DATA GATHERING ALGORITHMS TO OPTIMIZE STABILITY-DELAY AND NODE-NETWORK LIFETIME FOR WIRELESS MOBILE SENSOR NETWORKS

摘要

We propose two distributed spanning tree-based data gathering algorithms for wireless mobile sensor networks wherein the topology dynamically changes with time. One of the two data gathering algorithms is designed to determine stable spanning trees that exist for a longer time, taking into consideration the predicted link expiration time (LET). However, stability-based data gathering leads to unfair use of certain nodes (the intermediate nodes of the tree that spend more energy compared to the leaf nodes) in the network, triggering premature node failures eventually leading to network failure (disconnection of the network of live nodes).
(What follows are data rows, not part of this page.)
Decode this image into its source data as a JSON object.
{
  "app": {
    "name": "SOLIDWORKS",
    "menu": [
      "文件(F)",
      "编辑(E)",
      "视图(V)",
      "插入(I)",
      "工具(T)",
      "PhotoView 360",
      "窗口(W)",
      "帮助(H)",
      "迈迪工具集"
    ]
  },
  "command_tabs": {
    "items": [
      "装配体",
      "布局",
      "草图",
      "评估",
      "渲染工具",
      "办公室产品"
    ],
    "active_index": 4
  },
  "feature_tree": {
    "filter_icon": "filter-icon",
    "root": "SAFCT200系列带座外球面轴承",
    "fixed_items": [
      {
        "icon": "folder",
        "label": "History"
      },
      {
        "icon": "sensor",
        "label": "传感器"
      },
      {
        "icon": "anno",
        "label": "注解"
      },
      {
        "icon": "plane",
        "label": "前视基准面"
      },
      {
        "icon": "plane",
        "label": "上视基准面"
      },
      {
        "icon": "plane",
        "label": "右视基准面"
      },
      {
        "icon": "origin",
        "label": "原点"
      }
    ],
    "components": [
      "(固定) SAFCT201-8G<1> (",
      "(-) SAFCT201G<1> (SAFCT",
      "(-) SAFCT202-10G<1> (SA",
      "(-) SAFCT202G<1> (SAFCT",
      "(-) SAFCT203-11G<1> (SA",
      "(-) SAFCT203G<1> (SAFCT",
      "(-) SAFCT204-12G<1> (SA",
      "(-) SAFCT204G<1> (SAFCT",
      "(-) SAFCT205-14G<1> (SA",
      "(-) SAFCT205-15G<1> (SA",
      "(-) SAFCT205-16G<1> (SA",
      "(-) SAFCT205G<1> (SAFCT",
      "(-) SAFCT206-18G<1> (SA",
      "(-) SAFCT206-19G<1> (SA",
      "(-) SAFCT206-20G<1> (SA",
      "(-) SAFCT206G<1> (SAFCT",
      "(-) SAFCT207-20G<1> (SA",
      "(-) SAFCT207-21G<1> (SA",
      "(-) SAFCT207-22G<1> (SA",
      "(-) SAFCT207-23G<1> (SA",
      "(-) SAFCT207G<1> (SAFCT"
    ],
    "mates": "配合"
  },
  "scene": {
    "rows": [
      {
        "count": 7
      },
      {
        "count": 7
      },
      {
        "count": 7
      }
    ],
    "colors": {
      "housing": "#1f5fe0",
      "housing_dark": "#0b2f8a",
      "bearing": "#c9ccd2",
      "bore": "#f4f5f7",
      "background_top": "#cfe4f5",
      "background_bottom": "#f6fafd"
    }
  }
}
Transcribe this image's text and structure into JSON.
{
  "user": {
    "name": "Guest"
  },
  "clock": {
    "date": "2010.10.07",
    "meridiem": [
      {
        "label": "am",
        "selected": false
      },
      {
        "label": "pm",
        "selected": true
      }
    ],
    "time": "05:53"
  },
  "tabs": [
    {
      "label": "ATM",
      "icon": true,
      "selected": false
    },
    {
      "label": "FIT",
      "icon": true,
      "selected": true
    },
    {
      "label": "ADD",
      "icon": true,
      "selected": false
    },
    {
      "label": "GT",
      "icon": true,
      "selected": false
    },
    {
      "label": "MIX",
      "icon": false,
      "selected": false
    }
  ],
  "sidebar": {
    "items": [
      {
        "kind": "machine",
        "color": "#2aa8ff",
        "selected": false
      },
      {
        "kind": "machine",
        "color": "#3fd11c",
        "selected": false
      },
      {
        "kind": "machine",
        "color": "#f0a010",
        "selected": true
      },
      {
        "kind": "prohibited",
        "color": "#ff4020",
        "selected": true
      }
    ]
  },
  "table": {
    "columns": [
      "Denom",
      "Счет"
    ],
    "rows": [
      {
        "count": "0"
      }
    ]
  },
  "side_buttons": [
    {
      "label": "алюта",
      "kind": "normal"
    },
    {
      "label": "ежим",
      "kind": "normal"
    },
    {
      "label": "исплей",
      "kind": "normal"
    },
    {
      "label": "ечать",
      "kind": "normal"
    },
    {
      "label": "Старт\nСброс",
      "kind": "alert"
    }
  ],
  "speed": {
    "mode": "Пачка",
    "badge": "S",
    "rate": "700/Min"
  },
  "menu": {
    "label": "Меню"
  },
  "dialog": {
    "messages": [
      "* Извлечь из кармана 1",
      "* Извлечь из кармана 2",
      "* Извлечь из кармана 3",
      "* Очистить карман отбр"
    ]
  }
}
In this context, we propose a minimum-distance spanning tree-based data gathering (MST-DG) algorithm that is more energy-efficient and prolongs both the node and network lifetimes at the cost of frequent tree reconfigurations. MST-DG trees have relatively fewer leaf nodes resulting in increased fairness of node usage. However, the larger height of the MST-DG trees contributes to a much longer delay per round of data gathering compared to the LET-DG trees. We thus observe a complex stability-delay vs. node-network lifetime tradeoff for data gathering in wireless mobile sensor networks, and this research is the first of its kind to identify such a tradeoff in this area.